Identifiability Matters: Revealing the Hidden Recoverable Condition in Unbiased Learning to Rank

TL;DR

This paper investigates the fundamental conditions for recovering true relevance in Unbiased Learning to Rank, revealing that dataset structure affects identifiability and proposing methods to restore it, thereby improving ranking performance.

Contribution

It introduces a graph connectivity criterion for relevance identifiability and proposes data modification techniques to ensure recoverability in ULTR models.

Findings

Identifiability depends on the connectivity of the IG graph.

Proposed methods effectively restore relevance recovery in experiments.

Theoretical insights improve understanding of bias in learning to rank.

Abstract

Unbiased Learning to Rank (ULTR) aims to train unbiased ranking models from biased click logs, by explicitly modeling a generation process for user behavior and fitting click data based on examination hypothesis.
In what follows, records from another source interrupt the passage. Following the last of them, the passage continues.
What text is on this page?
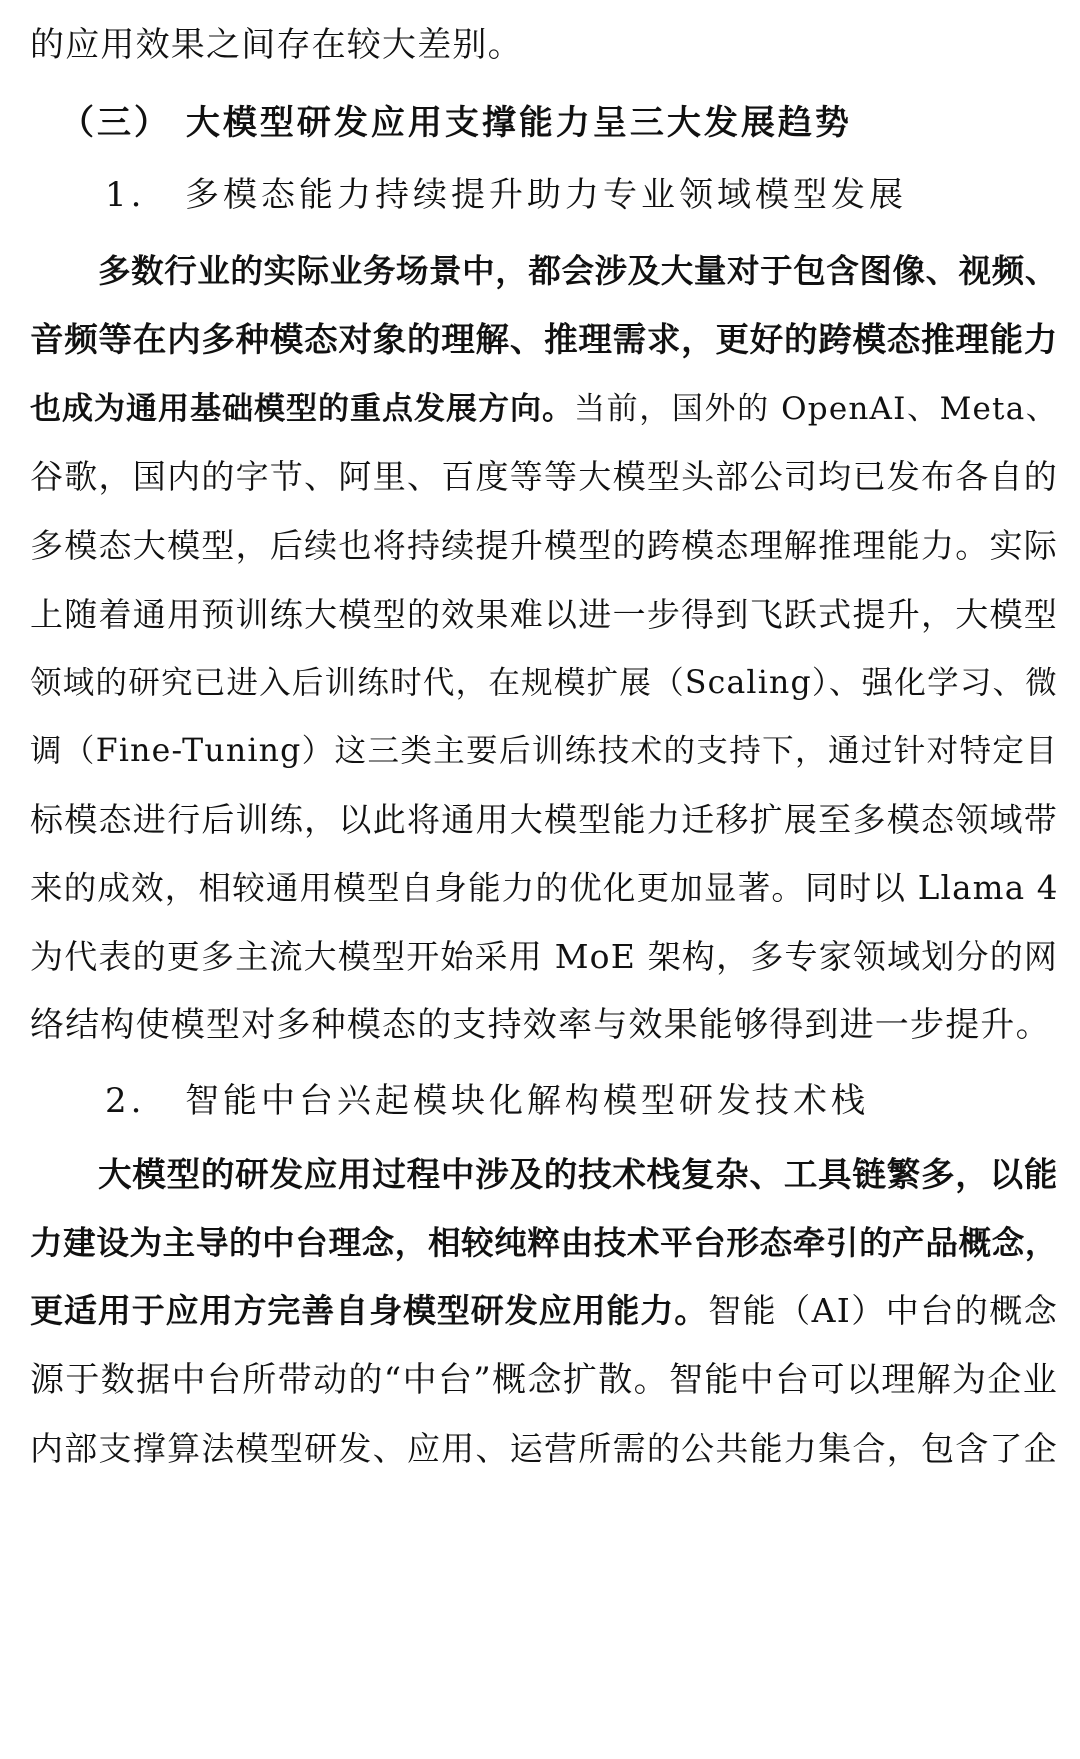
的应用效果之间存在较大差别。
（三） 大模型研发应用支撑能力呈三大发展趋势
1. 多模态能力持续提升助力专业领域模型发展
多数行业的实际业务场景中，都会涉及大量对于包含图像、视频、
音频等在内多种模态对象的理解、推理需求，更好的跨模态推理能力
也成为通用基础模型的重点发展方向。当前，国外的 OpenAI、Meta、
谷歌，国内的字节、阿里、百度等等大模型头部公司均已发布各自的
多模态大模型，后续也将持续提升模型的跨模态理解推理能力。实际
上随着通用预训练大模型的效果难以进一步得到飞跃式提升，大模型
领域的研究已进入后训练时代，在规模扩展（Scaling）、强化学习、微
调（Fine-Tuning）这三类主要后训练技术的支持下，通过针对特定目
标模态进行后训练，以此将通用大模型能力迁移扩展至多模态领域带
来的成效，相较通用模型自身能力的优化更加显著。同时以 Llama 4
为代表的更多主流大模型开始采用 MoE 架构，多专家领域划分的网
络结构使模型对多种模态的支持效率与效果能够得到进一步提升。
2. 智能中台兴起模块化解构模型研发技术栈
大模型的研发应用过程中涉及的技术栈复杂、工具链繁多，以能
力建设为主导的中台理念，相较纯粹由技术平台形态牵引的产品概念，
更适用于应用方完善自身模型研发应用能力。智能（AI）中台的概念
源于数据中台所带动的“中台”概念扩散。智能中台可以理解为企业
内部支撑算法模型研发、应用、运营所需的公共能力集合，包含了企
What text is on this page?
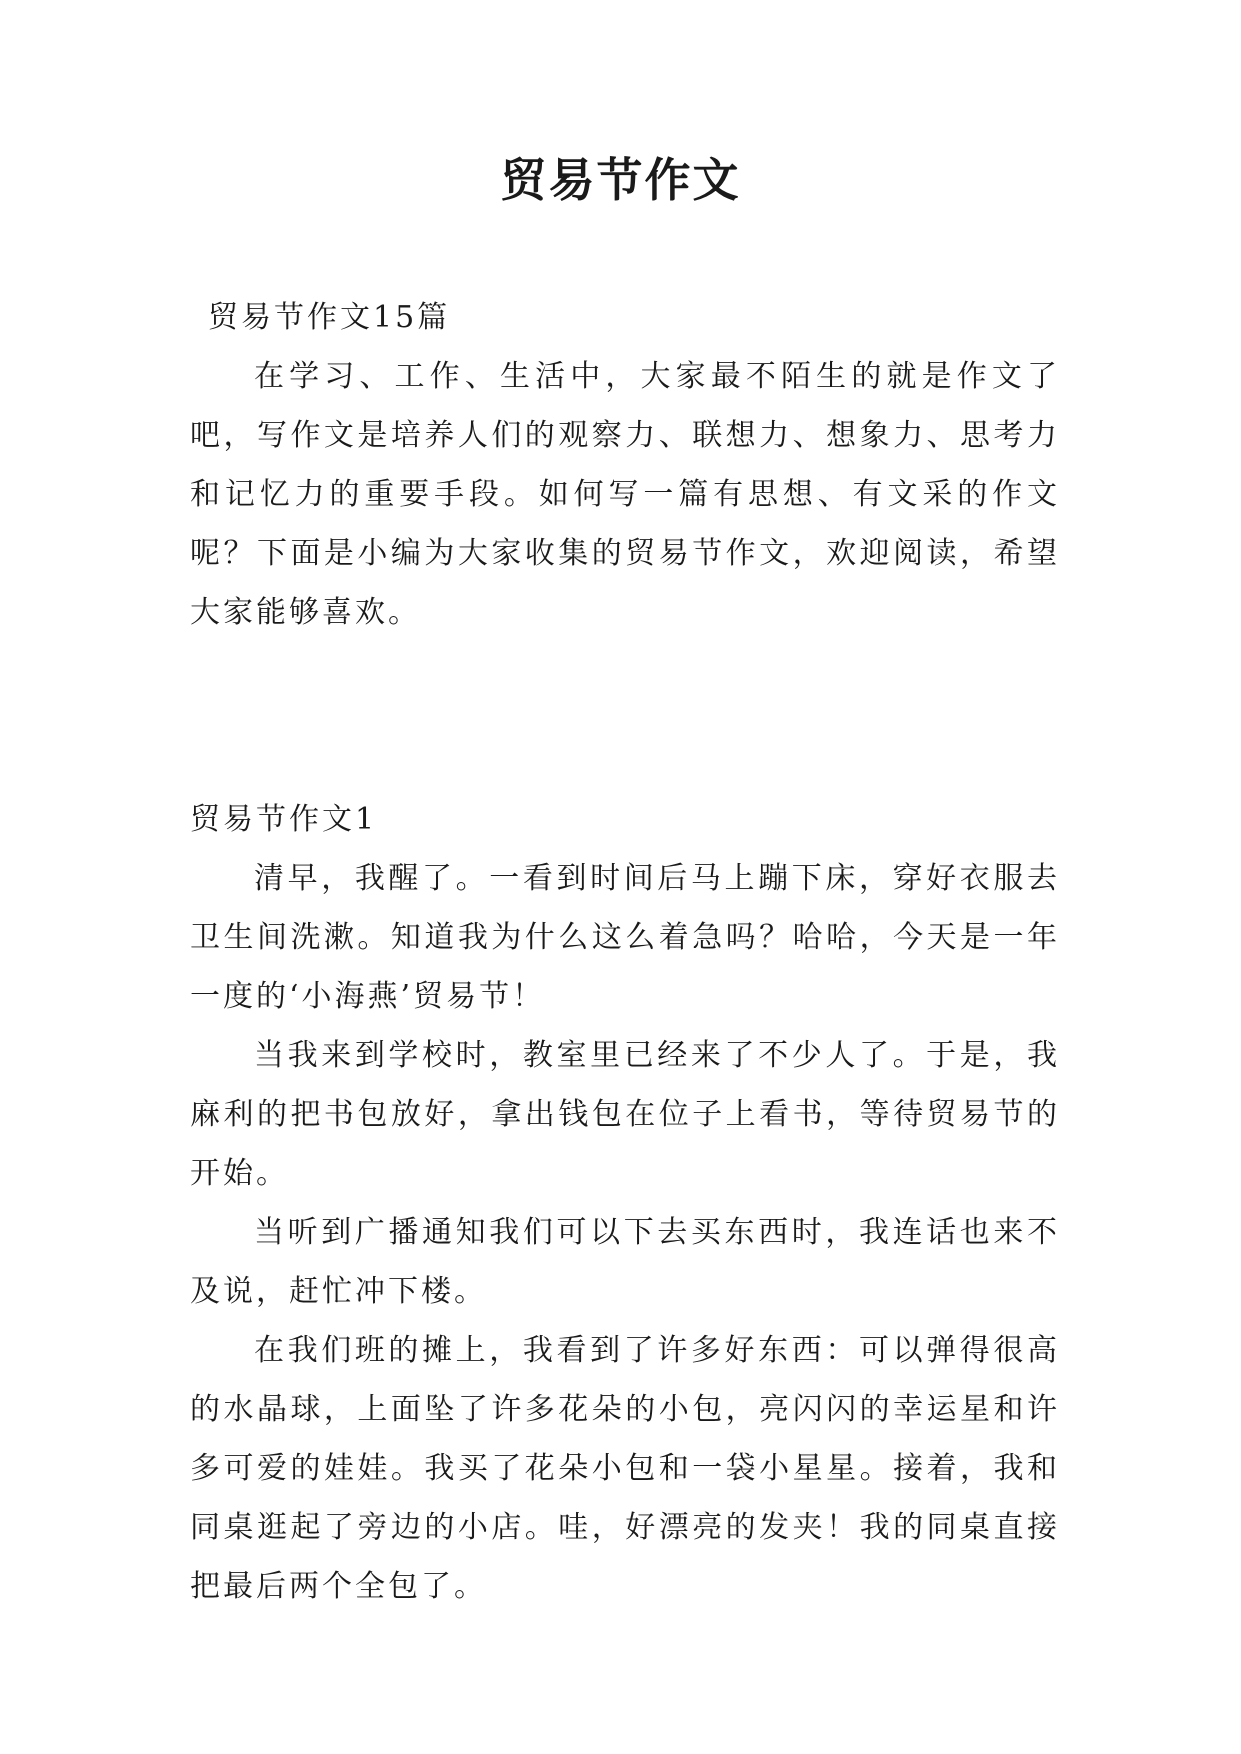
贸易节作文
贸易节作文15篇

在学习、工作、生活中，大家最不陌生的就是作文了吧，写作文是培养人们的观察力、联想力、想象力、思考力和记忆力的重要手段。如何写一篇有思想、有文采的作文呢？下面是小编为大家收集的贸易节作文，欢迎阅读，希望大家能够喜欢。

贸易节作文1

清早，我醒了。一看到时间后马上蹦下床，穿好衣服去卫生间洗漱。知道我为什么这么着急吗？哈哈，今天是一年一度的‘小海燕’贸易节！

当我来到学校时，教室里已经来了不少人了。于是，我麻利的把书包放好，拿出钱包在位子上看书，等待贸易节的开始。

当听到广播通知我们可以下去买东西时，我连话也来不及说，赶忙冲下楼。

在我们班的摊上，我看到了许多好东西：可以弹得很高的水晶球，上面坠了许多花朵的小包，亮闪闪的幸运星和许多可爱的娃娃。我买了花朵小包和一袋小星星。接着，我和同桌逛起了旁边的小店。哇，好漂亮的发夹！我的同桌直接把最后两个全包了。
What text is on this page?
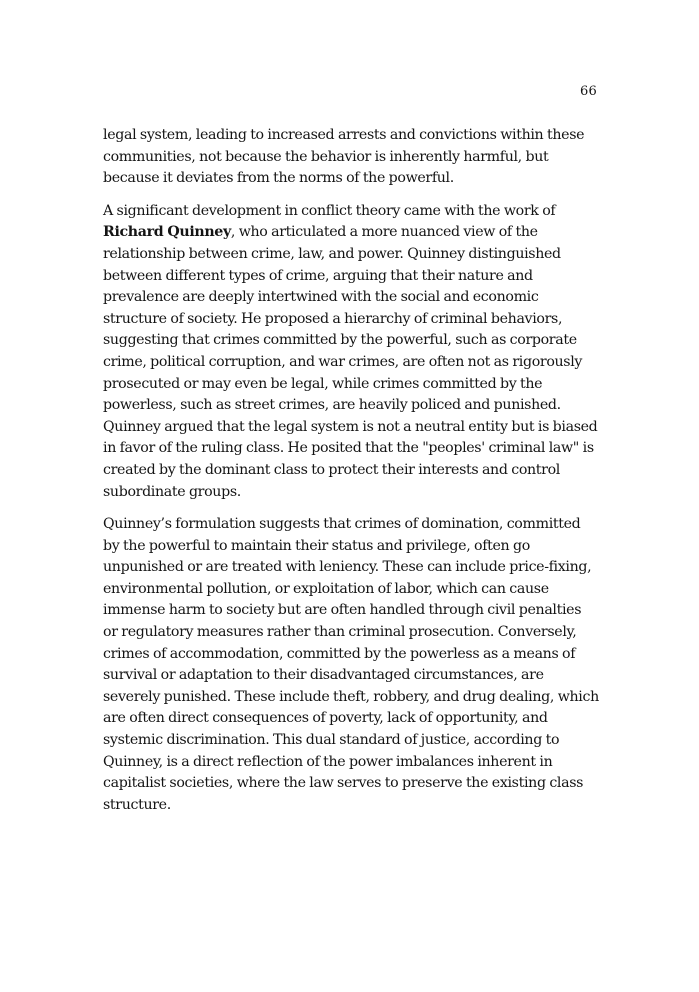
66

legal system, leading to increased arrests and convictions within these
communities, not because the behavior is inherently harmful, but
because it deviates from the norms of the powerful.

A significant development in conflict theory came with the work of
Richard Quinney, who articulated a more nuanced view of the
relationship between crime, law, and power. Quinney distinguished
between different types of crime, arguing that their nature and
prevalence are deeply intertwined with the social and economic
structure of society. He proposed a hierarchy of criminal behaviors,
suggesting that crimes committed by the powerful, such as corporate
crime, political corruption, and war crimes, are often not as rigorously
prosecuted or may even be legal, while crimes committed by the
powerless, such as street crimes, are heavily policed and punished.
Quinney argued that the legal system is not a neutral entity but is biased
in favor of the ruling class. He posited that the "peoples' criminal law" is
created by the dominant class to protect their interests and control
subordinate groups.

Quinney’s formulation suggests that crimes of domination, committed
by the powerful to maintain their status and privilege, often go
unpunished or are treated with leniency. These can include price-fixing,
environmental pollution, or exploitation of labor, which can cause
immense harm to society but are often handled through civil penalties
or regulatory measures rather than criminal prosecution. Conversely,
crimes of accommodation, committed by the powerless as a means of
survival or adaptation to their disadvantaged circumstances, are
severely punished. These include theft, robbery, and drug dealing, which
are often direct consequences of poverty, lack of opportunity, and
systemic discrimination. This dual standard of justice, according to
Quinney, is a direct reflection of the power imbalances inherent in
capitalist societies, where the law serves to preserve the existing class
structure.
Previous research found empirically that the true latent relevance is mostly recoverable through click fitting. However, we demonstrate that this is not always achievable, resulting in a significant reduction in ranking performance. This research investigates the conditions under which relevance can be recovered from click data in the first principle. We initially characterize a ranking model as identifiable if it can recover the true relevance up to a scaling transformation, a criterion sufficient for the pairwise ranking objective. Subsequently, we investigate an equivalent condition for identifiability, articulated as a graph connectivity test problem: the recovery of relevance is feasible if and only if the identifiability graph (IG), derived from the underlying structure of the dataset, is connected. The presence of a disconnected IG may lead to degenerate cases and suboptimal ranking performance. To tackle this challenge, we introduce two methods, namely node intervention and node merging, designed to modify the dataset and restore the connectivity of the IG. Empirical results derived from a simulated dataset and two real-world LTR benchmark datasets not only validate our proposed theory but also demonstrate the effectiveness of our methods in alleviating data bias when the relevance model is unidentifiable.